VME eXtensions for instrumentation (VXI) bus refers to standards for automated test based upon VMEbus. VXI defines additional bus lines for timing and triggering as well as mechanical requirements and standard protocols for configuration, message-based communication, multi-chassis extension, and other features. In 2004, the 2eVME extension was added to the VXI bus specification, giving it a maximum data rate of 160 MB/s.

The basic building block of a VXI system is the mainframe or chassis. This contains up to 13 slots into which various modules (instruments) can be added. The mainframe also contains all the power supply requirements for the rack and the instruments it contains. Instruments in the form of VXI Modules then fit the slots in the rack. VXI bus modules are typically 6U in height (see Eurocard) and C-size (unlike VME bus modules which are more commonly B-size). It is therefore possible to configure a system to meet a particular requirement by selecting the required instruments.

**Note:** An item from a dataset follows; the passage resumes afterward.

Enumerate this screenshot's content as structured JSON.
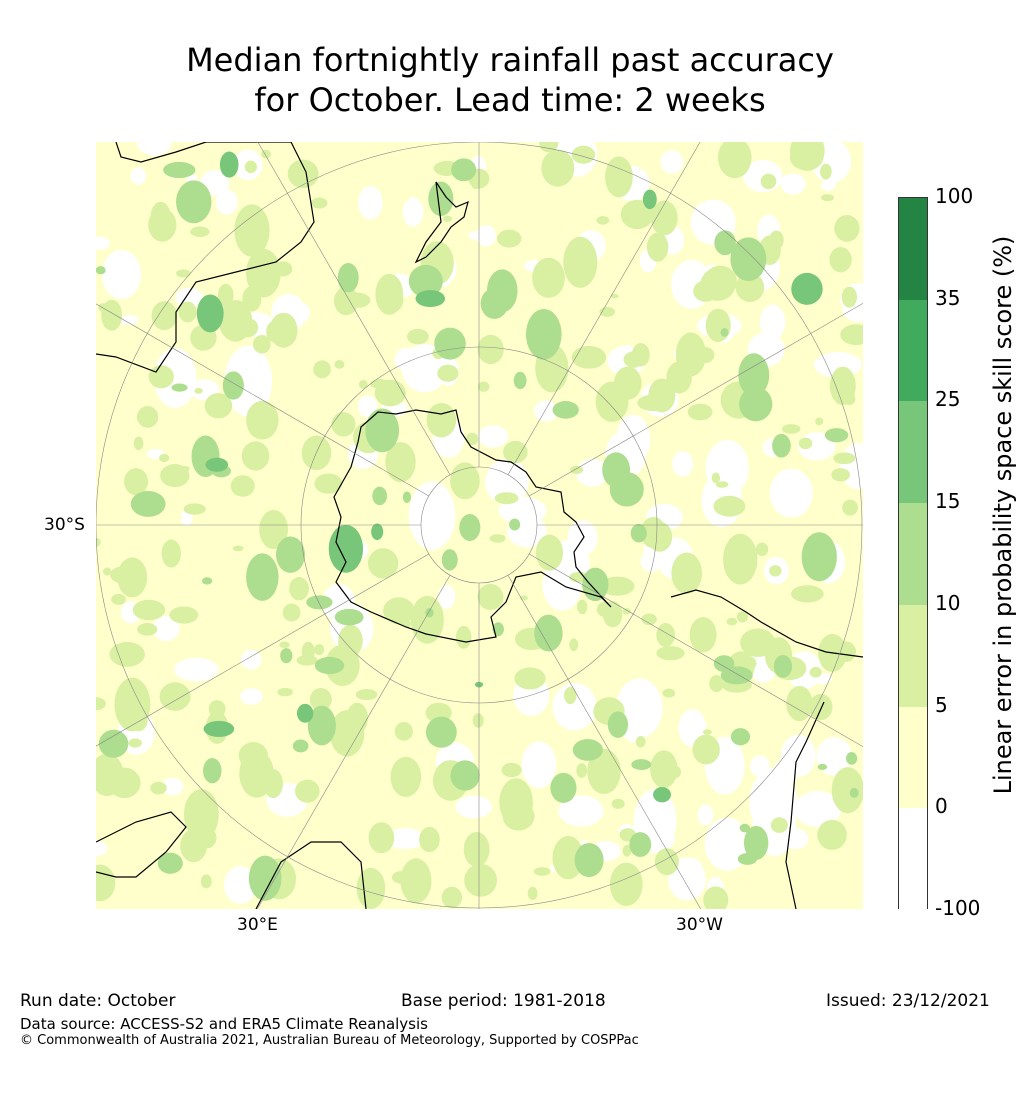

The basic architecture of the instrument system is described in US patent 4,707,834. This patent was freely licensed by Tektronix to the VXIbus Consortium. The VXIbus grew from the VME bus specification, it was established in 1987 by Hewlett Packard (now Keysight Technologies), Racal Instruments (now Astronics Test Systems), Colorado Data Systems, Wavetek and Tektronix. VXI was promoted by the VXIbus Consortium, whose sponsor members were (as of 2009) Astronics Test Systems (formerly Racal Instruments), Bustec, Keysight Technologies, National Instruments, Teradyne, and VTI Instruments (formerly known as VXI Technology).

The VXIplug&play Alliance specified additional hardware and software interoperability standards, such as the Virtual Instrument Software Architecture (VISA), although the alliance was eventually merged with the IVI Foundation. Application software that supports VXIplug&play instrument drivers for controlling instruments include LabVIEW and MATLAB.